Supponhamos um circulo de cinco deputados em que votaram cinco mil eleitores, mas houve 300 listas nullas. Como o numero real de votantes foi de cinco mil, o deputado não está eleito se não obtiver 1:250 votos, que é a quarta parte de 5:000. Assim, um cidadão que com 1:230 votos obtivesse maioria relativa de votos, não estaria eleito, porque 1:230 era na verdade mais do que a quarta parte do numero real de listas validas, mas era inferior á quarta parte do numero real de votantes.
Para mim é claro que, tanto o decreto de 1S52 como a lei de 1850, quizeram distinguir entre votos e votantes, o a maioria absoluta deve contar-se em relação ao numero de votantes, qualquer que seja o numero de listas. Em todo o caso, qualquer que seja a interpretação que a camara queira dar á lei, no primeiro escrutinio é preciso sempre a maioria absoluta.
Portanto, para julgar uma eleição é necessario saber qual foi o numero real de votantes ou de votos, o que parece querer confundir o illustre relator da commissão.
Toda a questão, torno a dizer, está em saber: 1.º, qual o numero real de que se ha do tirar a maioria absoluta; 2.°, saber quantos votos teve o candidato mais votado; 3.°, se houver duvidas ou irregularidades na eleição, examinar se influem no resultado geral. Ora, se eu provar que na eleição de Belem se deram irregularidades taes que podem o devem influir no resultado da eleição, parece-me que tenho demonstrado que a eleição se devo considerar nulla.
Eu podia, começar por contestar á commissão qual foi o numero real de votos ou de votantas; nem s. ex.ªs o sabem, nem o podem saber.
Se a camara sommar o numero de listas entradas, encontra 4:415, se sommar as descargas encontra 4:376, se sommar os votos que obtiveram os dois candidatos encontra 4:409.

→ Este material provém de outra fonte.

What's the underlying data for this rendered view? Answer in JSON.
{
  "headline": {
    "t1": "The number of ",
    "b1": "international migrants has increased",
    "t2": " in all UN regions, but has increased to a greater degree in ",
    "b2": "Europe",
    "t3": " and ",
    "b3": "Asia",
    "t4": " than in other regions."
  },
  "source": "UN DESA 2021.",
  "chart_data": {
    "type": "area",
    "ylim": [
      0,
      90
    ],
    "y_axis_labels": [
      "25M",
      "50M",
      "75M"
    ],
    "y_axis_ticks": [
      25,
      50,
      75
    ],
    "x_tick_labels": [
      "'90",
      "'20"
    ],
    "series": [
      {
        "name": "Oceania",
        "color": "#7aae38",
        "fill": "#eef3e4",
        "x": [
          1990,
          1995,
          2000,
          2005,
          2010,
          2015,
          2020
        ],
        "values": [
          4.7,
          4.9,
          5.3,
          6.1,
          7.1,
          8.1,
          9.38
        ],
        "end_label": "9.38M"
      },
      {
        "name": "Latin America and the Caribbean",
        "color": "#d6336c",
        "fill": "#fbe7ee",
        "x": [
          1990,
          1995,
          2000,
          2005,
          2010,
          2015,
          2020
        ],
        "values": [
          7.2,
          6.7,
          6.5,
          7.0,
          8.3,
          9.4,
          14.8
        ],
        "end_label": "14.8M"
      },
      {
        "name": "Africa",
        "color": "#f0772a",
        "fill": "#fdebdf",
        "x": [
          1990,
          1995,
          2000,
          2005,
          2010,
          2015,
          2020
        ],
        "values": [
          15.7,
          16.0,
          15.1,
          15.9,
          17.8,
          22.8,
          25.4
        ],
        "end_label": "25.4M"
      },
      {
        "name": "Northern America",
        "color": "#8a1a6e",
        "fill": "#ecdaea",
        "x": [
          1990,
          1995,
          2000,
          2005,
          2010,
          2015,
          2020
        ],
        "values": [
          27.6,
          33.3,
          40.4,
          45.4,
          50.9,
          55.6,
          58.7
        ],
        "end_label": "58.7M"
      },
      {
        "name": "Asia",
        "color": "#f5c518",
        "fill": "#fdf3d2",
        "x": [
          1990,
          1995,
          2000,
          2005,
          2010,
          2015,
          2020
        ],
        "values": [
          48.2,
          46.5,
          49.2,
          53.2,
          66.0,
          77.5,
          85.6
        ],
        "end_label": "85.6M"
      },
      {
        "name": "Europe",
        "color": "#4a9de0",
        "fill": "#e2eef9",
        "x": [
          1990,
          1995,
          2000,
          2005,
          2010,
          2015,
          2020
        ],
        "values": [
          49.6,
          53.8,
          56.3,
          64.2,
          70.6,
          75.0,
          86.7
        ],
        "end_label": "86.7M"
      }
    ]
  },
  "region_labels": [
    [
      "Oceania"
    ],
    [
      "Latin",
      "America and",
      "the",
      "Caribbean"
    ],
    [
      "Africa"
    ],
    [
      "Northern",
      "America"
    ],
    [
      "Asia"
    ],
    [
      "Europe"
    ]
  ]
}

A commissão foi de opinião que seja o numero dos votos obtidos pelos dois candidatos aquelle em que se deve procurar a maioria absoluta. Esse numero é de 4:409 votos; a, maioria absoluta n'este caso é de 2:205.
Diz o illustre relato» que, para evitar todas as duvidas havemos de ao numero 4:409 tirar primeiro 42 votos, ficando 4:367; que d'este numero se ha de tirar metade e mais 1 para se saber qual é a maioria absoluta, que são 2:184 votos, e que, tendo obtido o sr. Fuschini 2:228 votos, o abatendo-se-lhe 42 votos, ainda fica com maioria absoluta de 2:186 votos.
Mas a questão consiste em que é necessario subtrahir não só 42 votos, mas muito maior numero, como vou demonstrar.
O sr. Hintze Ribeiro: —S ex.ª no ultimo dia acceitou o n.º 42; e eu como sei que s. ex.ª aproveita todas as circumstancias, fiquei convencido de que era esse effectivamente o numero.
O Orador: — Eu acceitei o numero que estava no parecer da commissão, argumentei com elle e ainda sustento que o sr. Fuschini, admittido esse numero, não tem maioria absoluta.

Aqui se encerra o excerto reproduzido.